Cross-client leakage is the nightmare scenario for multi-tenant agent platforms. If one client’s session state bleeds into another’s, you get silent data exfiltration between customers — prompts, tool outputs, internal documents, and credentials can spill across trust boundaries. AI platforms often reuse servers and long-lived processes for efficiency; a subtle SDK-level bug can turn that efficiency into a liability.

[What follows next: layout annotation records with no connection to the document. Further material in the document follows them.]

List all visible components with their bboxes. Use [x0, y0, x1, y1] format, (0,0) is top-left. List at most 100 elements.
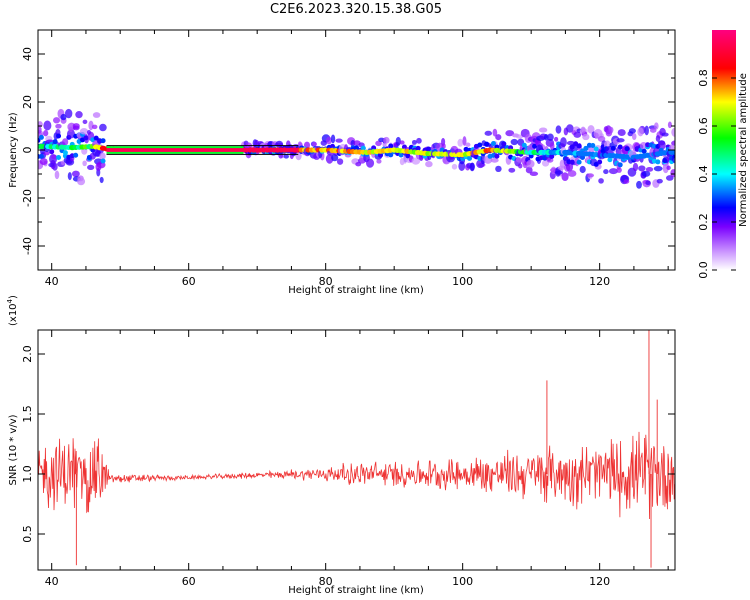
spectrogram-halo-cell: [325, 136, 332, 145]
spectrogram-heatmap: [38, 108, 675, 189]
spectrogram-halo-cell: [649, 127, 657, 133]
spectrogram-halo-cell: [631, 133, 637, 140]
colorbar-tick-label: 0.6: [697, 117, 710, 135]
spectrogram-band-cell: [576, 143, 582, 149]
spectrogram-halo-cell: [653, 165, 663, 172]
spectrogram-halo-cell: [671, 127, 675, 137]
spectrogram-halo-cell: [667, 121, 672, 129]
spectrogram-halo-cell: [62, 138, 69, 146]
spectrogram-halo-cell: [39, 158, 48, 166]
spectrogram-halo-cell: [71, 170, 80, 178]
spectrogram-band-cell: [477, 142, 483, 148]
spectrogram-halo-cell: [557, 165, 566, 170]
snr-series-line: [38, 431, 675, 520]
spectrogram-halo-cell: [515, 134, 524, 139]
spectrogram-halo-cell: [555, 125, 562, 134]
spectrogram-halo-cell: [510, 138, 518, 146]
spectrogram-halo-cell: [645, 166, 654, 172]
spectrogram-band-cell: [494, 153, 500, 159]
spectrogram-halo-cell: [335, 138, 343, 143]
spectrogram-halo-cell: [92, 112, 101, 118]
spectrogram-halo-cell: [492, 128, 498, 137]
spectrogram-ytick-label: -20: [21, 189, 34, 207]
spectrogram-halo-cell: [671, 140, 675, 146]
colorbar: 0.0 0.2 0.4 0.6 0.8 Normalized spectral ampl…: [697, 30, 749, 279]
spectrogram-ytick-label: 40: [21, 47, 34, 61]
spectrogram-halo-cell: [60, 113, 67, 121]
snr-xlabel: Height of straight line (km): [288, 585, 424, 596]
spectrogram-xtick-label: 60: [182, 275, 196, 288]
spectrogram-halo-cell: [603, 169, 609, 175]
snr-ytick-label: 2.0: [21, 345, 34, 363]
spectrogram-halo-cell: [623, 179, 630, 184]
snr-background: [38, 330, 675, 570]
spectrogram-halo-cell: [566, 124, 574, 133]
spectrogram-band-cell: [52, 139, 58, 145]
spectrogram-halo-cell: [451, 163, 458, 170]
spectrogram-halo-cell: [82, 119, 88, 125]
spectrogram-halo-cell: [312, 141, 317, 147]
spectrogram-halo-cell: [267, 141, 273, 146]
spectrogram-halo-cell: [43, 151, 50, 156]
spectrogram-band-cell: [38, 153, 44, 159]
spectrogram-halo-cell: [609, 126, 614, 134]
spectrogram-halo-cell: [99, 123, 107, 132]
spectrogram-halo-cell: [72, 123, 80, 129]
spectrogram-band-cell: [641, 148, 647, 154]
spectrogram-halo-cell: [538, 127, 548, 133]
spectrogram-halo-cell: [656, 178, 663, 184]
spectrogram-halo-cell: [616, 138, 625, 143]
spectrogram-halo-cell: [484, 130, 493, 136]
spectrogram-halo-cell: [425, 161, 433, 168]
colorbar-ticks: 0.0 0.2 0.4 0.6 0.8: [697, 69, 736, 279]
spectrogram-halo-cell: [66, 129, 76, 139]
spectrogram-halo-cell: [411, 139, 417, 145]
spectrogram-band-cell: [83, 135, 89, 141]
spectrogram-halo-cell: [658, 140, 666, 150]
spectrogram-halo-cell: [457, 138, 464, 147]
spectrogram-halo-cell: [641, 170, 651, 177]
spectrogram-halo-cell: [518, 163, 523, 169]
spectrogram-halo-cell: [608, 168, 618, 175]
spectrogram-band-cell: [56, 133, 62, 139]
spectrogram-band-cell: [549, 154, 555, 160]
colorbar-tick-label: 0.8: [697, 69, 710, 87]
snr-panel: 40 60 80 100 120 0.5 1.0 1.5 2.0 Height of strai…: [6, 295, 676, 596]
spectrogram-halo-cell: [666, 165, 671, 171]
colorbar-tick-label: 0.4: [697, 165, 710, 183]
spectrogram-halo-cell: [79, 128, 89, 135]
snr-xtick-label: 40: [45, 575, 59, 588]
spectrogram-halo-cell: [495, 165, 502, 173]
spectrogram-band-cell: [100, 158, 106, 164]
spectrogram-band-cell: [484, 141, 490, 147]
spectrogram-band-cell: [490, 140, 496, 146]
spectrogram-band-cell: [360, 145, 366, 151]
snr-ylabel: SNR (10 * v/v): [8, 414, 19, 485]
spectrogram-halo-cell: [554, 170, 563, 175]
spectrogram-band-cell: [56, 154, 62, 160]
spectrogram-band-cell: [501, 141, 507, 147]
spectrogram-band-cell: [617, 144, 623, 150]
spectrogram-ticks: 40 60 80 100 120 -40 -20 0 20 40: [21, 29, 675, 288]
spectrogram-halo-cell: [638, 165, 646, 172]
spectrogram-halo-cell: [645, 180, 651, 186]
spectrogram-halo-cell: [636, 180, 642, 189]
spectrogram-band-cell: [398, 152, 404, 158]
spectrogram-band-cell: [610, 145, 616, 151]
spectrogram-halo-cell: [75, 111, 83, 119]
spectrogram-band-cell: [330, 143, 336, 149]
spectrogram-halo-cell: [661, 132, 669, 137]
spectrogram-halo-cell: [99, 176, 104, 184]
spectrogram-halo-cell: [43, 130, 49, 137]
spectrogram-band-cell: [49, 149, 55, 155]
snr-xtick-label: 60: [182, 575, 196, 588]
spectrogram-band-cell: [415, 145, 421, 151]
spectrogram-core-cell: [671, 149, 675, 155]
spectrogram-ylabel: Frequency (Hz): [8, 112, 19, 188]
colorbar-gradient: [712, 30, 736, 270]
spectrogram-band-cell: [467, 155, 473, 161]
spectrogram-halo-cell: [320, 140, 328, 146]
spectrogram-halo-cell: [38, 126, 42, 134]
snr-multiplier-label: (x104): [6, 295, 19, 326]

This is particularly dangerous when agents are deployed as shared services. A malicious tenant can probe for leakage, and even small cross-tenant artifacts (like tool call history or cached responses) can be enough to reconstruct sensitive internal context. Once a leak occurs, it isn’t a single exploit — it’s a systemic violation of data isolation, which can trigger regulatory exposure (GDPR, SOC 2, HIPAA depending on customer profile).

Mitigation strategy

Patch to the fixed SDK immediately and treat session isolation as a hard security boundary. Add explicit tenant IDs to logs, make session caches per-tenant/per-request, and run tests that simulate concurrent tenants. Consider process-level isolation for high-sensitivity tenants and avoid shared in-memory caches unless they’re keyed and cryptographically scoped.

Why it matters

  • MCP deployments often serve multiple tenants; leaked tool outputs can expose credentials, prompts, or internal data.
  • Agent systems chain tools together, so a single leak can cascade across downstream actions.
  • Cross-tenant data exposure undermines trust boundaries in AI ops pipelines.

What to do

  • Upgrade: Move to @modelcontextprotocol/sdk v1.26.0+.
  • Isolate clients: Use separate server/transport instances per client connection.
  • Monitor: Alert on mismatched request/response IDs or unexpected tool outputs.